Incendie à la Réunion

Jean-Claude Fruteau. Monsieur le Premier ministre, depuis huit jours maintenant, les Hauts de l’Ouest de la Réunion sont ravagés par un incendie d’une violence jamais rencontrée sur l’île. Je tiens d’abord à saluer ici le courage de tous ceux, pompiers, militaires, agents de l’ONF, personnels communaux, qui, au péril de leur vie et dans des conditions presque insupportables, ont combattu et combattent encore ce sinistre.
Mais, depuis des jours, les parlementaires et les élus locaux demandent à l’État la mobilisation de moyens de lutte aériens adaptés à l’ampleur de la catastrophe. Pendant tout ce temps, vous êtes restés sourd à ces appels de détresse.
Tardivement hier, le ministère de l’intérieur s’est enfin résolu à déployer les avions Dash 8 réclamés. Je regrette que cette décision n’ait pas été prise plus tôt, à l’image de la gestion appliquée pour l’incendie de l’an passé et comme le prévoit le plan de lutte contre les feux de forêts adopté il y a quatre mois.
Au-delà des considérations techniques embrouillées et embarrassées du ministre de l’intérieur, une réalité demeure : près de 3 000 hectares du Parc national de la Réunion, inscrit au patrimoine mondial de l’Unesco, ont été dévastés, entraînant la perte irrémédiable d’une flore unique au monde. Là où le ministre de l’intérieur voit des « polémiques politiciennes », nous voyons, nous, les conséquences d’une absence de stratégie du Gouvernement face à l’ampleur de la catastrophe.
Une fois encore, nous constatons que l’outre-mer n’est plus une priorité pour ce gouvernement. Une fois encore, nous constatons que vous ne nous avez pas accordé d’emblée la totalité des moyens qui auraient été mis en œuvre ici, en France hexagonale. Une fois encore, je constate que votre inaction souligne le mépris que vous avez pour l’outre-mer !
Monsieur Le Premier ministre, quelles explications pouvez-vous donner aux Réunionnais pour justifier tant de tergiversations ?
Réponse : Nathalie Kosciusko-Morizet, ministre de l’écologie, du développement durable, des transports et du logement.
Monsieur le député, le parc de la Réunion mérite mieux qu’une polémique politicienne.
Et les personnes qui se battent sur le terrain méritent mieux, elles aussi, qu’une polémique. Vous l’avez dit, ce sont 800 personnes, pompiers, agents du parc, agents de l’ONF, agents communaux, qui se battent, dont plus de 420 ont été envoyés depuis la métropole et ce dès les premiers jours. Ils sont soutenus par des hélicoptères bombardiers d’eau. Ils seront bientôt appuyés par deux avions Dash 8. La présence de ces avions n’aurait pas été utile les premiers jours car ils ne peuvent servir qu’une fois que le feu est fixé, ce qui ne peut se faire que par des moyens au sol. Les avions servent alors à noyer les points chauds.

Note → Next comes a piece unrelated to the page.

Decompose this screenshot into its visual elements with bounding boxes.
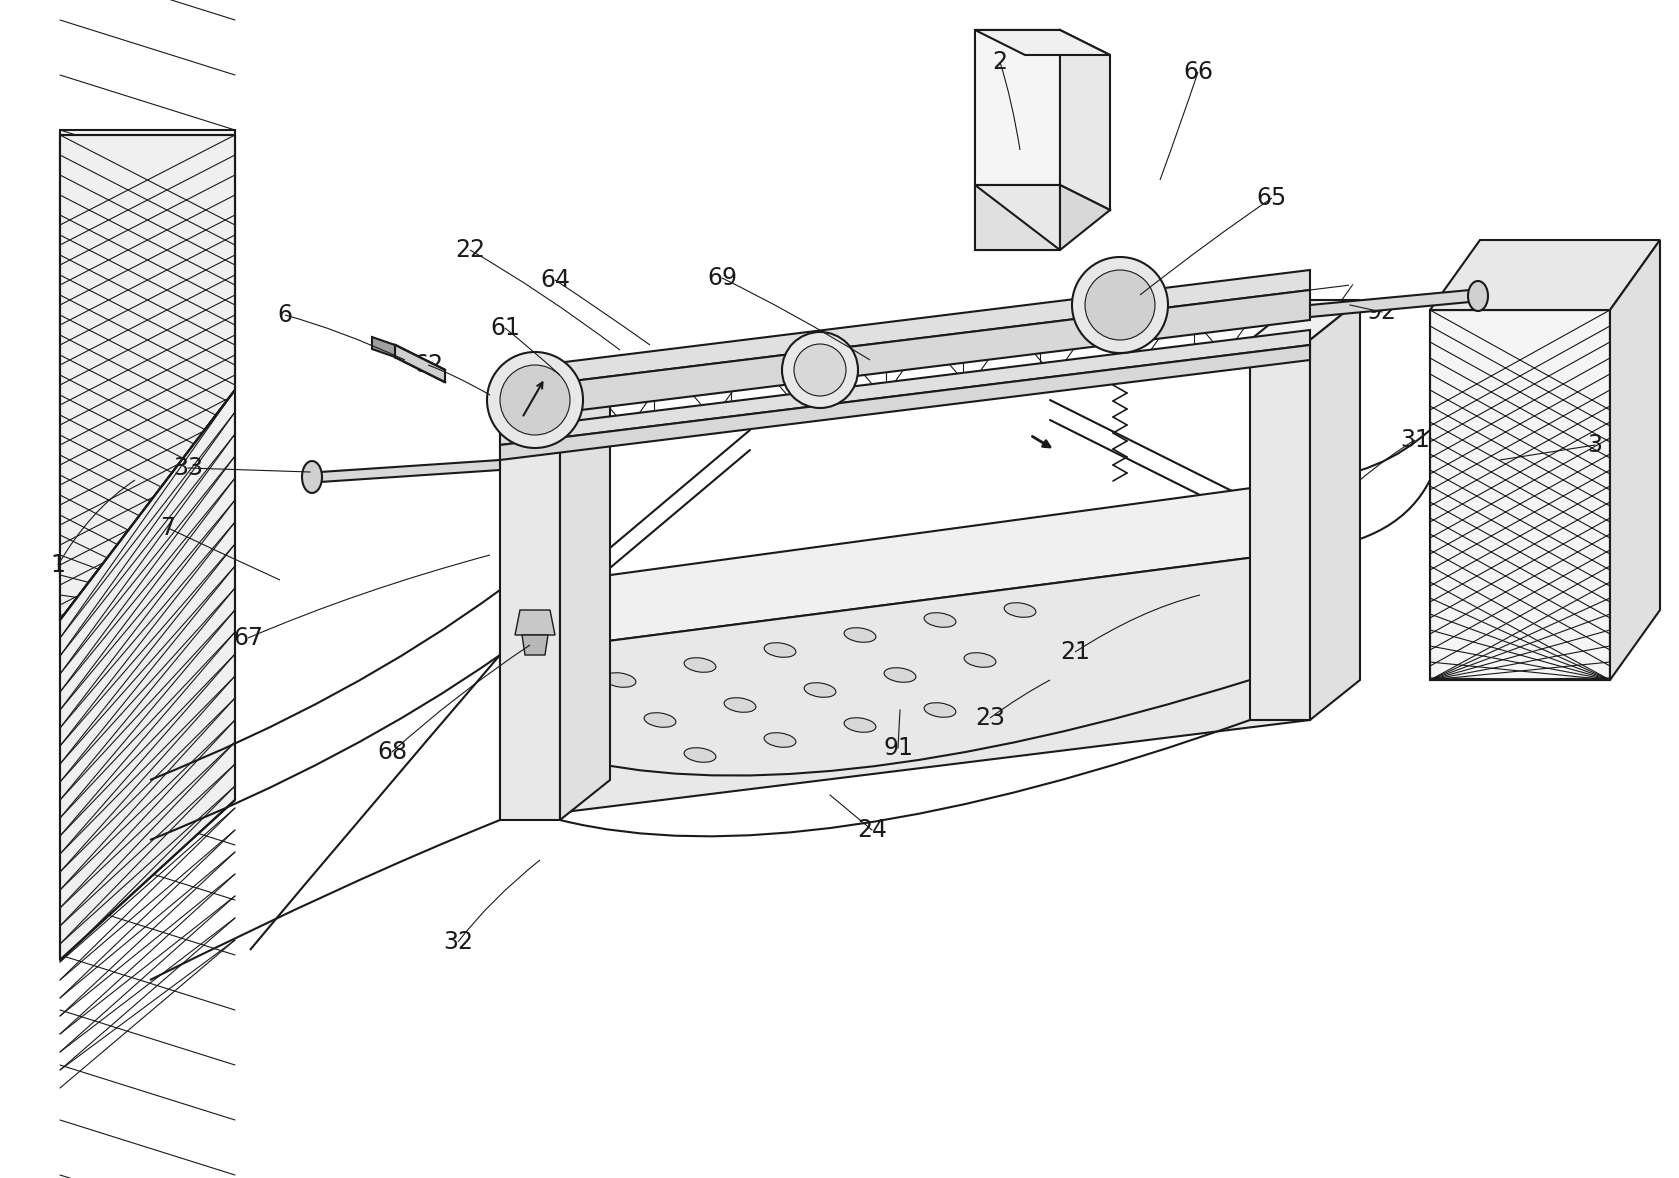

Aujourd’hui, le feu est fixé. Il est stabilisé depuis trois jours, ce qui est évidemment une très bonne nouvelle. Ma collègue Marie-Luce Penchard se trouve actuellement à la Réunion pour faire le point avec toutes les personnes engagées sur le terrain.
Mobilisés, mesdames et messieurs les députés, nous le sommes aussi pour retrouver les incendiaires, car ce crime ne saurait rester impuni. D’ailleurs, des interpellations ont déjà eu lieu.
Mais, après ce véritable désastre écologique qui a touché le cœur du parc dans lequel s’étend une forêt primaire d’une richesse remarquable, nous devons songer à la suite
D’abord, il faut protéger les populations. Des coulées de boue risquent de se produire à l’occasion de la saison cyclonique. Un programme de travaux va être mis en œuvre très rapidement, avec la mise en place notamment de fascines.
Enfin il faut songer à la restauration. L’habitat d’espèces remarquables a disparu. Je lance d’ores et déjà un diagnostic pour comprendre quels sont ces habitats et ces espèces auxquels il va falloir apporter des réponses le plus rapidement possible. D’ores et déjà, nous savons que nous devrons lutter contre les espèces invasives dans ce cœur de parc remarquable.